I obtained the following results:
Original distribution 1 :

Result 1 :

Original distribution 2 :

Result 2 :

Towards an alternative resolution.

The stated goal of this subject is to obtain a series of random points to cover as much as possible an n-dimensional space. The number of points in the distribution may vary. As suggested by Mr. Daniel Lichtblau and Mr. Oleksandr R. a low discrepancy sequence appears to be a viable solution. After some research, several names have emerged :
- Sobol's sequence.
- Van Der Corput's sequence.
- Halton's sequence.
- Hammersley's sequence....

Questions

What is the best sequence ?

I am interested in all pseudo-code or documentation to generate low discrepancy sequence in n dimensions.

• Despite the fact documentation tells of 1D, 2D, 3D and nD Delaunay tetrahedralizations under DelaunayMesh, only dimensions 1 through 3 would seem to work. May 18, 2015 at 16:03
• Quick and dirty but seems to give an okay distribution over the unit hypercube: quasiUniformPoints[n_, dim_] := Mod[Outer[Times, N@Range[n], E^Range[dim]], 1]. Try ListPlot in 2D or ListPointPlot3D in 3D to see what it gives. May 18, 2015 at 18:20
• A grid will be uniform but not random. A random arrangement will not be uniform. There are special distributions used for Monte Carlo sampling that are uniform but not grid-like, and perhaps this is what you want. Could you please clarify your requirements of the resulting distribution? May 19, 2015 at 13:08
• I should mention that the method I showed is a (not very high quality) version of a low discrepancy sequence. That's is the sort of thing one uses in quasi-Monte Carlo quadrature (per @Oleksandr R's remark). May 19, 2015 at 14:56
• What I coded is a not very high quality rendition of what's called a "low discrepancy sequence". So that would be the thing to look up if you want to get more detail or perhaps better quality variants. May 23, 2015 at 22:15

I post here my own solution.
I post here all the code I have written to generate low discrepancy sequences.
The algorithms presented here are not necessarily optimized.
Feel free to send me any corrections or improvements.

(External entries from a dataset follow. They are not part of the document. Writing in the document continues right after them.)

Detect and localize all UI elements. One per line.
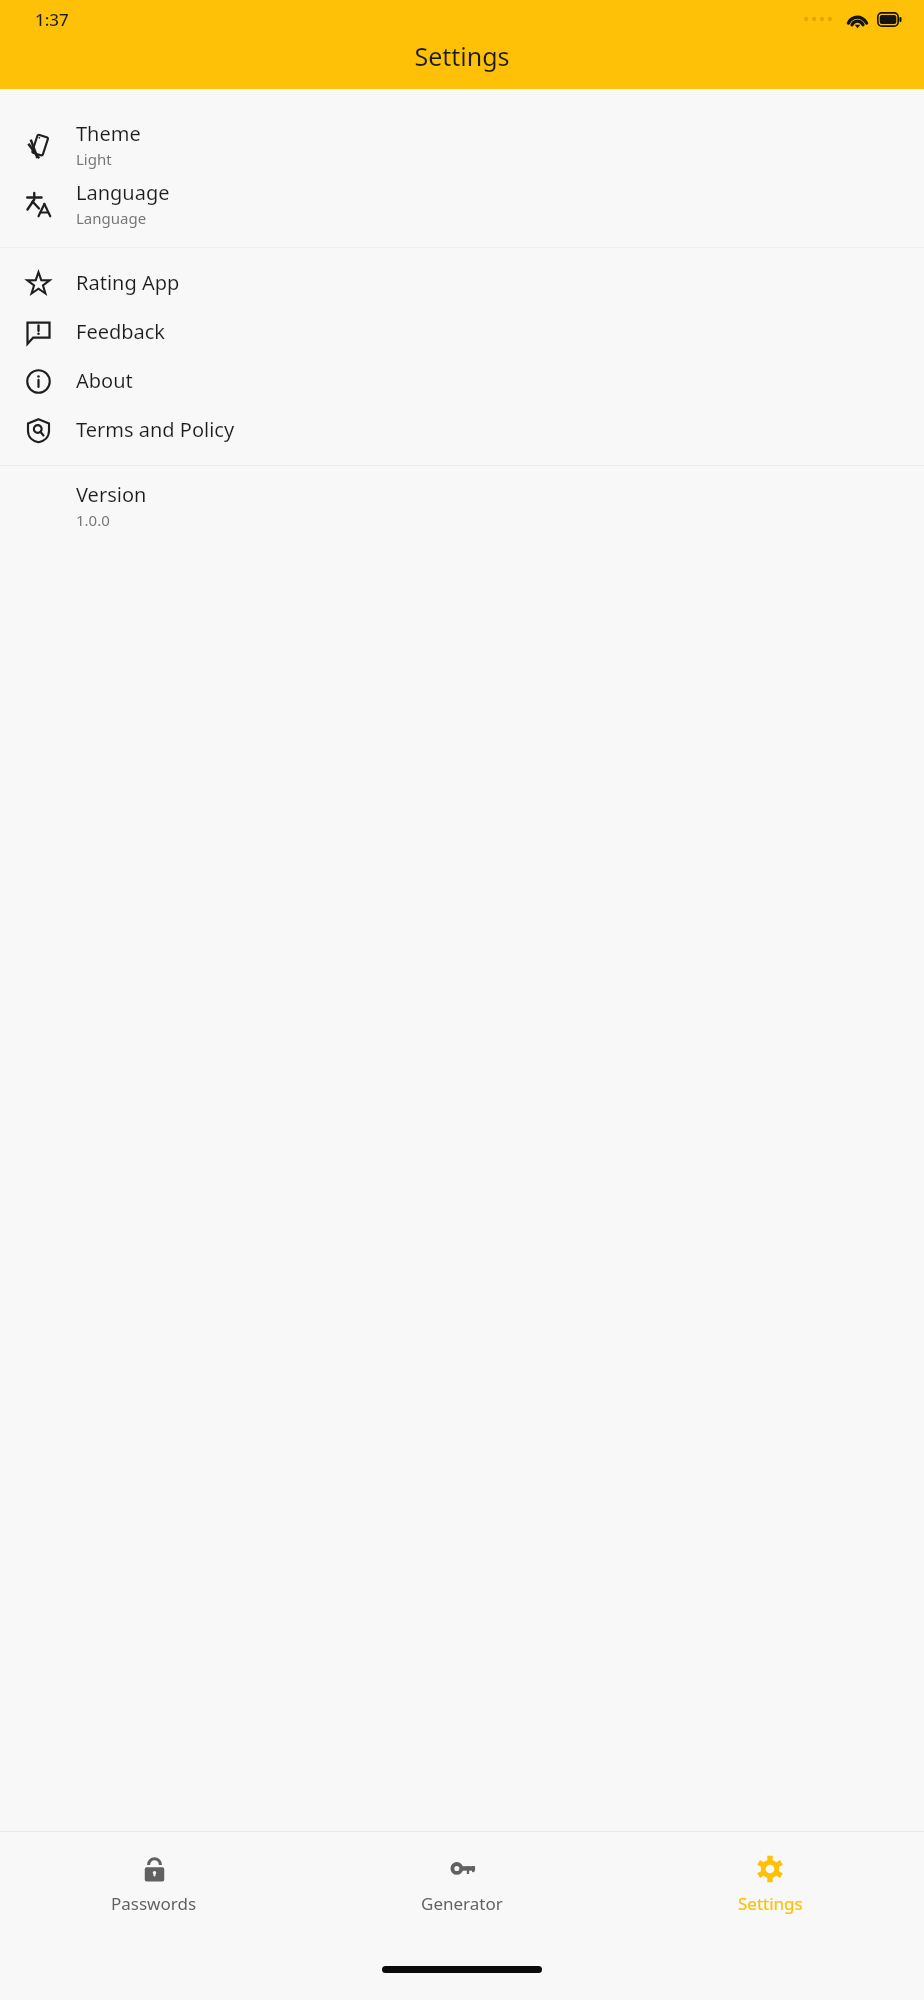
staticText: Rating App	[76, 269, 180, 296]
staticText: Settings	[0, 39, 924, 73]
staticText: Version	[76, 481, 147, 508]
staticText: 1.0.0	[76, 510, 110, 530]
button[interactable]: Terms and Policy	[0, 405, 924, 454]
staticText: Light	[76, 149, 112, 169]
button[interactable]: Language	[0, 174, 924, 233]
staticText: Language	[76, 179, 170, 206]
staticText: Language	[76, 208, 147, 228]
staticText: Feedback	[76, 318, 166, 345]
button[interactable]: Settings	[616, 1832, 924, 1938]
staticText: Theme	[76, 120, 141, 147]
button[interactable]: Passwords	[0, 1832, 308, 1938]
staticText: Passwords	[111, 1892, 197, 1915]
button[interactable]: Theme	[0, 115, 924, 174]
button[interactable]: Feedback	[0, 307, 924, 356]
staticText: About	[76, 367, 133, 394]
button[interactable]: Rating App	[0, 258, 924, 307]
button[interactable]: Generator	[308, 1832, 616, 1938]
staticText: Terms and Policy	[76, 416, 235, 443]
staticText: 1:37	[35, 8, 69, 31]
button[interactable]: About	[0, 356, 924, 405]
staticText: Generator	[421, 1892, 503, 1915]
staticText: Settings	[738, 1892, 803, 1915]
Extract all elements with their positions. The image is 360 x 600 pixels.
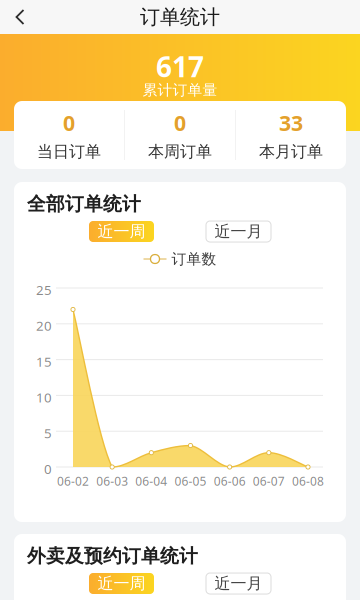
button[interactable]: 近一月: [206, 573, 271, 594]
staticText: 06-03: [96, 473, 128, 489]
staticText: 10: [36, 388, 52, 406]
staticText: 近一月: [214, 574, 262, 593]
staticText: 订单数: [172, 250, 216, 268]
staticText: 06-06: [214, 473, 246, 489]
button[interactable]: 近一周: [89, 221, 154, 242]
staticText: 06-07: [253, 473, 285, 489]
staticText: 617: [156, 48, 204, 85]
staticText: 全部订单统计: [27, 192, 141, 215]
staticText: 外卖及预约订单统计: [27, 544, 198, 567]
staticText: 06-04: [135, 473, 167, 489]
staticText: 06-08: [292, 473, 324, 489]
staticText: 当日订单: [37, 142, 101, 162]
staticText: 订单统计: [140, 5, 220, 29]
staticText: 06-05: [174, 473, 206, 489]
staticText: 25: [36, 281, 52, 299]
staticText: 近一周: [98, 574, 146, 593]
staticText: 33: [279, 108, 303, 137]
staticText: 20: [36, 317, 52, 334]
staticText: 本周订单: [148, 142, 212, 162]
button[interactable]: 近一月: [206, 221, 271, 242]
staticText: 累计订单量: [142, 81, 218, 99]
staticText: 5: [44, 424, 52, 442]
staticText: 0: [44, 460, 52, 478]
button[interactable]: Back: [0, 0, 40, 34]
staticText: 0: [63, 108, 75, 137]
button[interactable]: 近一周: [89, 573, 154, 594]
staticText: 15: [36, 353, 52, 370]
staticText: 近一周: [98, 222, 146, 241]
staticText: 本月订单: [259, 142, 323, 162]
staticText: 06-02: [57, 473, 89, 489]
staticText: 近一月: [214, 222, 262, 241]
staticText: 0: [174, 108, 186, 137]
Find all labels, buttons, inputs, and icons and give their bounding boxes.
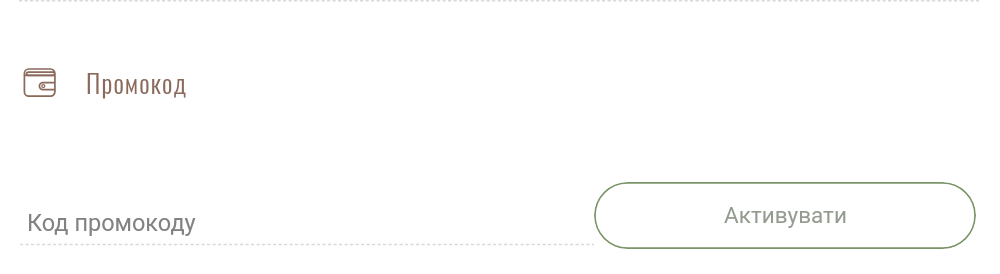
staticText: Активувати <box>724 202 847 228</box>
button[interactable]: Активувати <box>594 182 976 249</box>
staticText: Код промокоду <box>27 209 196 237</box>
button[interactable]: Promo code wallet <box>14 58 200 106</box>
button[interactable]: Код промокоду <box>20 196 594 244</box>
other: Promo code wallet <box>14 58 62 106</box>
staticText: Промокод <box>86 64 188 102</box>
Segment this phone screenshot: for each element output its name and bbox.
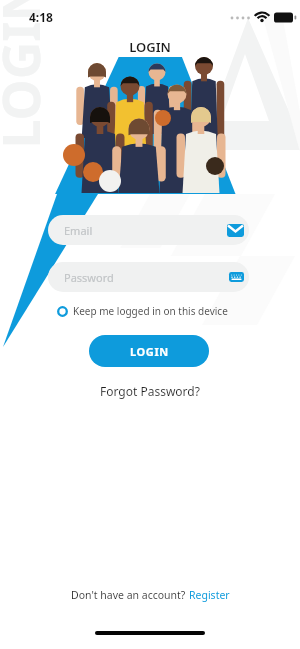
other: Email [227, 224, 244, 237]
button[interactable]: Register [189, 588, 230, 602]
staticText: Password [64, 270, 114, 285]
other: Show keyboard [229, 272, 244, 282]
staticText: LOGIN [130, 344, 169, 359]
button[interactable]: LOGIN [89, 335, 209, 367]
staticText: LOGIN [0, 0, 54, 148]
staticText: Register [189, 588, 230, 602]
staticText: Email [64, 223, 93, 238]
button[interactable]: Keep me logged in on this device [57, 304, 228, 318]
staticText: 4:18 [29, 9, 53, 25]
staticText: Don't have an account? [71, 588, 189, 602]
staticText: LOGIN [0, 38, 300, 56]
button[interactable]: Forgot Password? [98, 381, 202, 401]
button[interactable]: Password [48, 262, 249, 292]
staticText: Keep me logged in on this device [73, 304, 228, 318]
button[interactable]: Email [48, 215, 249, 245]
staticText: Forgot Password? [100, 383, 200, 399]
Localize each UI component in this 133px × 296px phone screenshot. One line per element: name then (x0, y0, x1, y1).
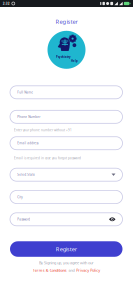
button[interactable]: Privacy Policy (76, 268, 100, 273)
staticText: Register (56, 245, 77, 253)
staticText: Select State (17, 173, 35, 177)
staticText: Register (56, 18, 78, 25)
staticText: and (68, 268, 74, 273)
button[interactable]: Terms & Conditions (33, 268, 67, 273)
button[interactable]: Register (10, 241, 122, 257)
staticText: Full Name (17, 90, 33, 94)
staticText: Email is required in case you forgot pas… (14, 156, 81, 160)
button[interactable]: Email address (10, 137, 122, 150)
button[interactable]: City (10, 190, 122, 204)
staticText: Psychiatry (56, 55, 71, 59)
button[interactable]: Phone Number (10, 110, 122, 123)
staticText: Help (71, 59, 78, 63)
staticText: Enter your phone number without +91 (14, 128, 72, 132)
staticText: Password (17, 217, 30, 221)
staticText: Email address (17, 141, 38, 145)
staticText: Privacy Policy (76, 268, 100, 273)
staticText: 2:32 (3, 1, 10, 6)
staticText: City (17, 195, 22, 199)
staticText: Phone Number (17, 115, 40, 119)
staticText: Terms & Conditions (33, 268, 67, 273)
button[interactable]: Password (10, 213, 122, 226)
button[interactable]: Select State (10, 168, 122, 181)
staticText: By Signing up, you agree with our (39, 260, 94, 266)
button[interactable]: Full Name (10, 86, 122, 99)
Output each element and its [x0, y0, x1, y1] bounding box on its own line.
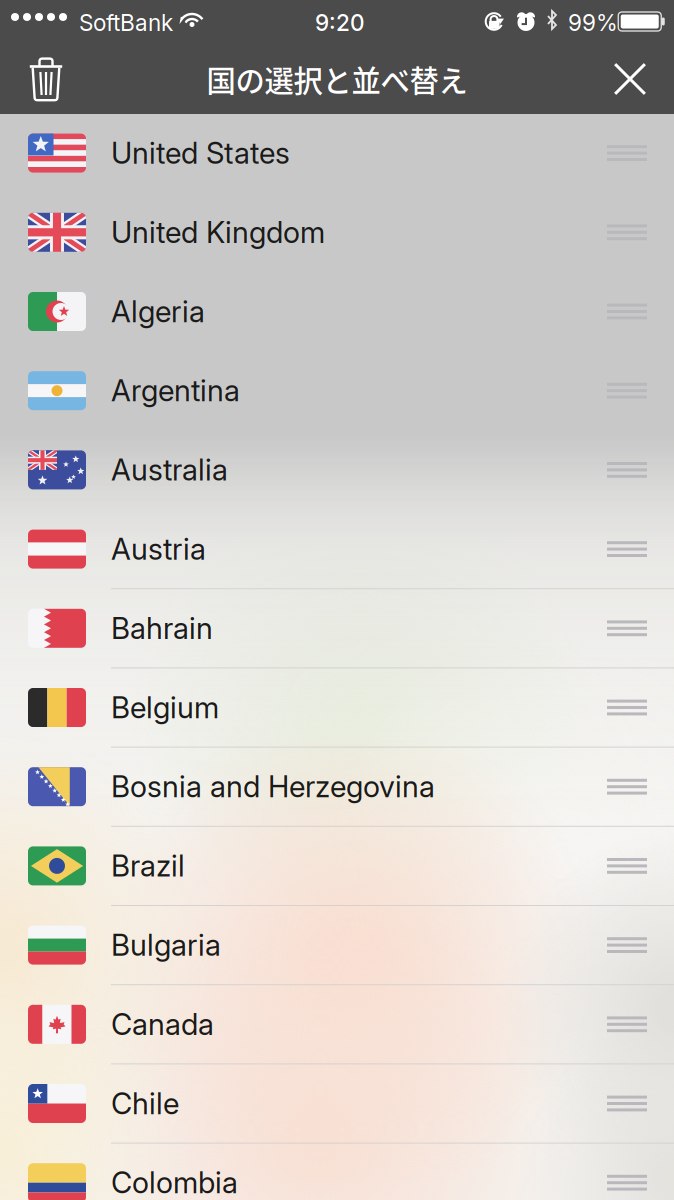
staticText: Bulgaria [111, 927, 221, 963]
staticText: Canada [111, 1007, 214, 1042]
staticText: Algeria [111, 294, 205, 329]
staticText: Australia [111, 452, 228, 488]
staticText: Belgium [111, 690, 219, 725]
button[interactable]: Austria [0, 510, 674, 589]
staticText: 99% [568, 9, 618, 36]
staticText: Bosnia and Herzegovina [111, 769, 435, 804]
button[interactable]: Belgium [0, 668, 674, 748]
staticText: Austria [111, 531, 206, 567]
staticText: Bahrain [111, 611, 213, 646]
button[interactable]: Bosnia and Herzegovina [0, 748, 674, 827]
button[interactable]: Delete [0, 44, 92, 114]
button[interactable]: United States [0, 114, 674, 193]
button[interactable]: Algeria [0, 272, 674, 352]
button[interactable]: Bahrain [0, 589, 674, 668]
staticText: SoftBank [79, 9, 173, 36]
button[interactable]: Close [586, 44, 674, 114]
staticText: United States [111, 135, 290, 171]
button[interactable]: Australia [0, 431, 674, 510]
staticText: Argentina [111, 373, 240, 408]
button[interactable]: Brazil [0, 827, 674, 906]
button[interactable]: Argentina [0, 352, 674, 431]
staticText: 国の選択と並べ替え [206, 58, 468, 100]
staticText: 9:20 [315, 9, 365, 36]
button[interactable]: Canada [0, 985, 674, 1064]
button[interactable]: Bulgaria [0, 906, 674, 985]
staticText: Colombia [111, 1165, 238, 1200]
button[interactable]: United Kingdom [0, 193, 674, 272]
staticText: Chile [111, 1086, 179, 1121]
button[interactable]: Chile [0, 1064, 674, 1144]
staticText: Brazil [111, 848, 185, 884]
button[interactable]: Colombia [0, 1144, 674, 1200]
staticText: United Kingdom [111, 215, 325, 250]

Do not hesitate to post here also useful code to generate other low discrepancy sequence.

Generation of a low discrepancy sequence

"Translation irrationnelle du tore"

RandSuiteTore[x_, y_] :=
Block[
{n, dim, Stock, Stock1, step1, step2, step3, step4, Res},

(* Initialisation  *)
n = 1;
dim = y;
Stock = {};
Stock1 = {};
(* Boucle *)
While[
n <= dim,
step1 = RandomReal[{0, 10^2}];
step2 = NextPrime[step1, 1];
step3 = Table[
N@FractionalPart[i*Sqrt@step2],
{i, 1, x, 1}
];
Stock = Insert[Stock, step3, -1];
Stock1 = Insert[Stock1, step2, -1];
n++
];
step4 = Partition[MapThread[## &, Stock], Length@Stock];
Res = {step4, Stock1}
];

SuiteTore[x_, y_, z_] :=
Block[
{n, dim, Stock, Stock1, step1, step2, step3, step4, Res},
(* Initialisation  *)
n = 1;
dim = y;
Stock = {};
Stock1 = {};
(* Boucle *)
While[
n <= dim,
step2 = z[[n]];
step3 = Table[
N@FractionalPart[i*Sqrt@step2],
{i, 1, x, 1}
];
Stock = Insert[Stock, step3, -1];
Stock1 = Insert[Stock1, step2, -1];
n++
];
Res = Partition[MapThread[## &, Stock], Length@Stock]
];


"Sobol's sequence"

Sobol[x_, y_] :=
Block[
{step1, step2},
step1 = ToString@RandomReal[];
step2 =
BlockRandom[
SeedRandom[
step1,
Method -> {"MKL", Method -> {"Sobol", "Dimension" -> y}}
];
RandomReal[{0, 1}, {x, y}]
]
];


"Niederreiter's sequence"

Nied[x_, y_] :=
Block[
{step1, step2},
step1 = ToString@RandomReal[];
step2 =
BlockRandom[
SeedRandom[
step1,
Method -> {"MKL", Method -> {"Niederreiter", "Dimension" -> y}}
];

RandomReal[{0, 1}, {x, y}]
]
];


"Van der Corput's sequence"

VanDerCorput[x_, y_] := Table[
FromDigits[{Reverse[IntegerDigits[i, base]], 0}, y],
{i, x}
];


"Halton's sequence"

RandHalton[x_, y_] :=
Block[
{step1, step2, step3, Res},
step1 = Table[RandomReal[{0, 10^2}], {y}];
step2 = NextPrime[step1, 1];
step3 = Table[
VanDerCorput[x, i],
{i, step2}
];
Res = {Partition[MapThread[## &, step3], Length@step3], step2}
];

Halton[x_, y_, z_] :=
Block[
{step2, step3, Res},
step2 = z;
step3 = Table[
VanDerCorput[x, i],
{i, step2}
];
Res = Partition[MapThread[## &, step3], Length@step3]
];


To test the code

Parameters : [ numberofpoints, dimension ]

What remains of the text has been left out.